Menurut laporan Detik.com (3 April 2012), nilai total muatan kapal tersebut ditaksir mencapai Rp720 miliar, menjadikannya salah satu harta karun bawah laut terbesar yang pernah ditemukan di Indonesia.
Penemuan ini memunculkan berbagai teori mengenai asal-usul kapal dan barang-barang yang dibawanya. Meski banyak keramik yang ditemukan berasal dari Dinasti Tang (abad ke-9 hingga 10 M) di Tiongkok, studi lanjutan menyatakan bahwa kapal tersebut diproduksi di Nusantara.
Eka Asih membandingkan keramik dari kapal karam itu dengan artefak serupa di Sumatera Selatan, wilayah yang dahulu merupakan pusat Kesultanan Palembang.
Ia menemukan kemiripan signifikan, yang memperkuat teori bahwa kapal tersebut bagian dari jaringan dagang lokal yang terhubung dengan jalur perdagangan global.
Pada masa itu, Kerajaan Sriwijaya sedang dalam masa kejayaan, aktif menjalin hubungan dagang dengan berbagai wilayah termasuk Tiongkok.
Kapal-kapal dagang dari seluruh penjuru Nusantara biasa mengangkut komoditas bernilai tinggi melalui jalur laut menuju Pulau Jawa dan sekitarnya.
Diduga, salah satu kapal tersebut mengalami kecelakaan dan karam di perairan Cirebon, membawa serta ribuan artefak berharga yang baru terungkap ratusan tahun kemudian oleh seorang nelayan.
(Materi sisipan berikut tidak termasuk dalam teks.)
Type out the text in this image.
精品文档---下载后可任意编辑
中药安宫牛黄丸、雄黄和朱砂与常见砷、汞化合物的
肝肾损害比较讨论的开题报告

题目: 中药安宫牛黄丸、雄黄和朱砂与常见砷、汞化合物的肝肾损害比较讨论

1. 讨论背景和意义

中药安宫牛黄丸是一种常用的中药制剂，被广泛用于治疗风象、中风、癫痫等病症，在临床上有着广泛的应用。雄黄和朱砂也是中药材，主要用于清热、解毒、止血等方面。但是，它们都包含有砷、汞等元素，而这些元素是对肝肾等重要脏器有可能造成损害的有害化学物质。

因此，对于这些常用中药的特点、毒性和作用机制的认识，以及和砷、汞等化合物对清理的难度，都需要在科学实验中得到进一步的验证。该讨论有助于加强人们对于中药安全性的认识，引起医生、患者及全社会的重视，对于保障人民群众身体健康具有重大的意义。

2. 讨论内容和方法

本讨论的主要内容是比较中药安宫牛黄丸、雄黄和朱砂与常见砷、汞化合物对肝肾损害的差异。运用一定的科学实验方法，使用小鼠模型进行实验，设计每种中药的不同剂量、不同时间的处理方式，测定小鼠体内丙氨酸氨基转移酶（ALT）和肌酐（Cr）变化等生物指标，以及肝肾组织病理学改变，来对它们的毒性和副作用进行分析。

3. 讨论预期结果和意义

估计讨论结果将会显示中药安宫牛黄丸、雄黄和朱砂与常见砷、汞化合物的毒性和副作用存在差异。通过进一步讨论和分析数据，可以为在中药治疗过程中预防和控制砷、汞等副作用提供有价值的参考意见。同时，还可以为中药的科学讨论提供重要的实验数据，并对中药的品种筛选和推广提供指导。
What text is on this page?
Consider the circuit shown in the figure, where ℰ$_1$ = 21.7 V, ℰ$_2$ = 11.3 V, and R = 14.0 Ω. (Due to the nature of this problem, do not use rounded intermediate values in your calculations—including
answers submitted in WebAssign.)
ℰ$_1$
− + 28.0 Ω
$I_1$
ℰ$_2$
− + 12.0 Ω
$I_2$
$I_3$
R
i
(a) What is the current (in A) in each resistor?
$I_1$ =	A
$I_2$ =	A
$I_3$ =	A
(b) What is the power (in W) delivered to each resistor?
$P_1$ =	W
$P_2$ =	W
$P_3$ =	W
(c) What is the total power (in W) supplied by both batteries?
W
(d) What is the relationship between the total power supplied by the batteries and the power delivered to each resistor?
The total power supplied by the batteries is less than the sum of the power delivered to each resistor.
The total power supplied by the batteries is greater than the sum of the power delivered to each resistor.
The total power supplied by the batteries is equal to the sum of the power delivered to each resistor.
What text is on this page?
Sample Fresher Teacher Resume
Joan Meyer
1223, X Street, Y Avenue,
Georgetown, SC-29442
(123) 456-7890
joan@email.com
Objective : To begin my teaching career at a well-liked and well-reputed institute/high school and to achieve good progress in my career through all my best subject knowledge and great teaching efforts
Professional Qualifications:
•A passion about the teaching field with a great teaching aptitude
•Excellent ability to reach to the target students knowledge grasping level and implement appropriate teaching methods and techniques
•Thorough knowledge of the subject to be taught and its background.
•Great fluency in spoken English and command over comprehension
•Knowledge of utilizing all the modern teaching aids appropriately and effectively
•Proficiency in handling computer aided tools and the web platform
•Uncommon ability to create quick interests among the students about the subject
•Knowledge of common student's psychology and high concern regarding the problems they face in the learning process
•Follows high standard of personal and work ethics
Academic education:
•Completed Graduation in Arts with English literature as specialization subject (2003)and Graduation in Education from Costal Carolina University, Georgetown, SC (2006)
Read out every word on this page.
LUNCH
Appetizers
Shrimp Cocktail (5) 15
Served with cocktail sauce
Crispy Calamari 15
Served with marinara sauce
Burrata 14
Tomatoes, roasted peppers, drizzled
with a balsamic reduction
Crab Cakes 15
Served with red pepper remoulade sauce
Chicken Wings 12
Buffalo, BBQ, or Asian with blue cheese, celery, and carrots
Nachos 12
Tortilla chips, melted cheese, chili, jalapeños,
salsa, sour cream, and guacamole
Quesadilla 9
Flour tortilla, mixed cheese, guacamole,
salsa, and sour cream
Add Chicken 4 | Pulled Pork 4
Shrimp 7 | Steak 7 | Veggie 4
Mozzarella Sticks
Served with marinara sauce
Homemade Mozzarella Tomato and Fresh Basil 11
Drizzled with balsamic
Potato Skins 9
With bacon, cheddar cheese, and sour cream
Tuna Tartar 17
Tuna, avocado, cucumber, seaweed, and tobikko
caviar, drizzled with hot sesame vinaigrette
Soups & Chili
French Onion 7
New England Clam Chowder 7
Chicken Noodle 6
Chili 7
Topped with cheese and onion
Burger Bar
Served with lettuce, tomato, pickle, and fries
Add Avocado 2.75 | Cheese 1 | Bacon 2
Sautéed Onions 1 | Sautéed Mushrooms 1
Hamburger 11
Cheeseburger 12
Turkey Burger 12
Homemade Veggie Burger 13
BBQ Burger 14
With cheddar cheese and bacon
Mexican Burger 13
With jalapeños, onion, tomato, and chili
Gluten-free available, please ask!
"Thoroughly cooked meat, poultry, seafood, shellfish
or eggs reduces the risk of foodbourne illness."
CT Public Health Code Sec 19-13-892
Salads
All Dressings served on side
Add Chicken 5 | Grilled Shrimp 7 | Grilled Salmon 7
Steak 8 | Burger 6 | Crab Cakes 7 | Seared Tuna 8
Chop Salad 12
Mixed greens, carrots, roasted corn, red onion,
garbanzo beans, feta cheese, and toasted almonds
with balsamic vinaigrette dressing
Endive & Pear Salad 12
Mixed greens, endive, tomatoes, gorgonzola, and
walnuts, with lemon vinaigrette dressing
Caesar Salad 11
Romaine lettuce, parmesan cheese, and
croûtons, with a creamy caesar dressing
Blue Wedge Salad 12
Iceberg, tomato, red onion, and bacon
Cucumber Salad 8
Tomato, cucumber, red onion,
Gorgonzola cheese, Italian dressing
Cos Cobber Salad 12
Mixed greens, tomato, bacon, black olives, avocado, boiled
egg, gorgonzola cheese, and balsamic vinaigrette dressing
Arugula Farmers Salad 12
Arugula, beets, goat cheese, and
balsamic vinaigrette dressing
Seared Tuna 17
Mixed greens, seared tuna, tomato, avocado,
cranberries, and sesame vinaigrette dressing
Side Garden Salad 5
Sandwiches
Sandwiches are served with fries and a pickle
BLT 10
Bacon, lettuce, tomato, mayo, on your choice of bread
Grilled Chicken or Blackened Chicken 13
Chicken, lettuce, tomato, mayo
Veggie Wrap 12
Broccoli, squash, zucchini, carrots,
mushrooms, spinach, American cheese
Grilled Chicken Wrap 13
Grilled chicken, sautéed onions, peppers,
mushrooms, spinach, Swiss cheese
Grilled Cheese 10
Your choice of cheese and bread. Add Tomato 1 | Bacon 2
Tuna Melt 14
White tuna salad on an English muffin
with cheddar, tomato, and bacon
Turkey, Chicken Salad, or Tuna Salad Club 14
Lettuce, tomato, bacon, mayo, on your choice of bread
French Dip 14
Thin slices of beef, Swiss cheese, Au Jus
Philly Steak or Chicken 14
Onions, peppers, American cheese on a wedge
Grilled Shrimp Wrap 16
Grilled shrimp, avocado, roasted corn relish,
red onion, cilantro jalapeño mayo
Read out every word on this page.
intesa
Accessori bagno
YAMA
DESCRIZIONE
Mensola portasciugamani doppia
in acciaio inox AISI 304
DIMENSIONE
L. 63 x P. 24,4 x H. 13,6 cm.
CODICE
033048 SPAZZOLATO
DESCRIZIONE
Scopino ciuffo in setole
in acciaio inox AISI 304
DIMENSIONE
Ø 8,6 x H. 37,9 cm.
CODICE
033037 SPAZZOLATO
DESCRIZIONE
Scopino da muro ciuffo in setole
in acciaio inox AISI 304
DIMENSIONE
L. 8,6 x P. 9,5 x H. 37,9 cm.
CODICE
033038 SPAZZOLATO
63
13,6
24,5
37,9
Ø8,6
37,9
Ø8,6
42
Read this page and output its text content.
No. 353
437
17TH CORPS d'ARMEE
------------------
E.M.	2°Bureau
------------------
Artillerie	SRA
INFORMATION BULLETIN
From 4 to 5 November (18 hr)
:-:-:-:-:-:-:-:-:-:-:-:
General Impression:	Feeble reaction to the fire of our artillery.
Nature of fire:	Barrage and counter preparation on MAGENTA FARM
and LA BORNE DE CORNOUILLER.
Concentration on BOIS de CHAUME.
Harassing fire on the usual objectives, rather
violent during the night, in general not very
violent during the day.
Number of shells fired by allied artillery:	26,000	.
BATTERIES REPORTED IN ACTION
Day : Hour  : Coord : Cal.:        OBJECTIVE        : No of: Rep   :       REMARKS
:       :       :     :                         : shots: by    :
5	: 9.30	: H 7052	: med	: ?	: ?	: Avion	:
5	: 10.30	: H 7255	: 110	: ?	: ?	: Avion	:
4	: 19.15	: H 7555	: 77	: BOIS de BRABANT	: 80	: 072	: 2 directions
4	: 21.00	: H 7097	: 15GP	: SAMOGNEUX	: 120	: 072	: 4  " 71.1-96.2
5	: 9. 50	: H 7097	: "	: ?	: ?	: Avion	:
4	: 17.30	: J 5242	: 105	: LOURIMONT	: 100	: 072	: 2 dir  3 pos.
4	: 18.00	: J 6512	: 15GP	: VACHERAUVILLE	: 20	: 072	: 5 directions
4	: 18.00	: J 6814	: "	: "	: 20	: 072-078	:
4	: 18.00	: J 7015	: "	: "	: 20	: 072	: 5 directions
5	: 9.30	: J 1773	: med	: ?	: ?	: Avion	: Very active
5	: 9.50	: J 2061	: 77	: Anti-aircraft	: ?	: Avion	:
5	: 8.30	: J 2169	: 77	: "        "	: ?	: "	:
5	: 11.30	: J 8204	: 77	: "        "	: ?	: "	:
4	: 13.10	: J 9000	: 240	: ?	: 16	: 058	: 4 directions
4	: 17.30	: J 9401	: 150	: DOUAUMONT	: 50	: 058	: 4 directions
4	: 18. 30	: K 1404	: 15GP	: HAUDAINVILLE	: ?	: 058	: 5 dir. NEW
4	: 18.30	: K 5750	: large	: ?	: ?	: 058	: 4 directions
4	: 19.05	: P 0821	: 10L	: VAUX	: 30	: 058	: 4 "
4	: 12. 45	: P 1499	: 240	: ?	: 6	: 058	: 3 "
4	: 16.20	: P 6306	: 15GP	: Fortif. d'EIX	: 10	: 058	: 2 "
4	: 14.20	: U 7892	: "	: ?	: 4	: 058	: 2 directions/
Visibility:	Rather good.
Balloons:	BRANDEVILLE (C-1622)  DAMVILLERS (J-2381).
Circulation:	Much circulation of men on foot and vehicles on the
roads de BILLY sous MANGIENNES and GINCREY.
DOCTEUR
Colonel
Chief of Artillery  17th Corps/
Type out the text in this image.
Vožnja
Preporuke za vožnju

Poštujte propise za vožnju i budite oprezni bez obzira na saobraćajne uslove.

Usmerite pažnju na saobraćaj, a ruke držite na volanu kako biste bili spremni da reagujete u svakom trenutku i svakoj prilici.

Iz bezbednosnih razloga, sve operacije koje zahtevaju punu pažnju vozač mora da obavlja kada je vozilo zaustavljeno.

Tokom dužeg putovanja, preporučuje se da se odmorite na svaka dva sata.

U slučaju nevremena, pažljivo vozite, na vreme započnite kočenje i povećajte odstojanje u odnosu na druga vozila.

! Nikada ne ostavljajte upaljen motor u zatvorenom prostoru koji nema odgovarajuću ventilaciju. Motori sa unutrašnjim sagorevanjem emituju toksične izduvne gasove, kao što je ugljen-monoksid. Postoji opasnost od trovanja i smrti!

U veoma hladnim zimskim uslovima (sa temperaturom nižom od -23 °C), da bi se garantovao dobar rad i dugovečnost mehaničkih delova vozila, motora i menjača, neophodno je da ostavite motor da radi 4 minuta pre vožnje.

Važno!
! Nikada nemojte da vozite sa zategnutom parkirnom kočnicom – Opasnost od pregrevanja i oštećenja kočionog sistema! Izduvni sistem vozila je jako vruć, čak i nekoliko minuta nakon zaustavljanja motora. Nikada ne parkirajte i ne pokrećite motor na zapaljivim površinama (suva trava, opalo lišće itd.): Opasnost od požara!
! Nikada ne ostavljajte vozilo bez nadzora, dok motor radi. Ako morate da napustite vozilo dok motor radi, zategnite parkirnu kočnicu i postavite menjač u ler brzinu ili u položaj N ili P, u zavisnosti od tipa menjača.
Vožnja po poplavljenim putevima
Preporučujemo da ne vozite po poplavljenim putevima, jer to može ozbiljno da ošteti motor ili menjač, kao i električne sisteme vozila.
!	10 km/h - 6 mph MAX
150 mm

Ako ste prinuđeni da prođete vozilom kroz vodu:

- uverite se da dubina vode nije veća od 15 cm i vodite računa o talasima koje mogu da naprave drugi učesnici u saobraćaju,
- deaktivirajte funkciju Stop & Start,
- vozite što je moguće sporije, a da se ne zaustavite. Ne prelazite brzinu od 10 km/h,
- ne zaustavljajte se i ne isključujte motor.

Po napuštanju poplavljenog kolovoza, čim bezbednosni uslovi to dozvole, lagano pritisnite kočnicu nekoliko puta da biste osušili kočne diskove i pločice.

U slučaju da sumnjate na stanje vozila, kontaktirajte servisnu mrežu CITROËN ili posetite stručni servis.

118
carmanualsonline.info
Penemuan kapal karam ini menjadi bukti nyata betapa strategisnya posisi Nusantara dalam percaturan perdagangan global sejak abad pertengahan.
Wilayah laut Indonesia tidak hanya menyimpan kekayaan alam, tapi juga jejak sejarah peradaban dan ekonomi maritim yang luar biasa.
Cirebon Wreck kini menjadi objek kajian penting dalam arkeologi maritim Indonesia. Sebagian besar artefak telah diamankan dan dijadikan bahan penelitian serta edukasi sejarah untuk generasi mendatang.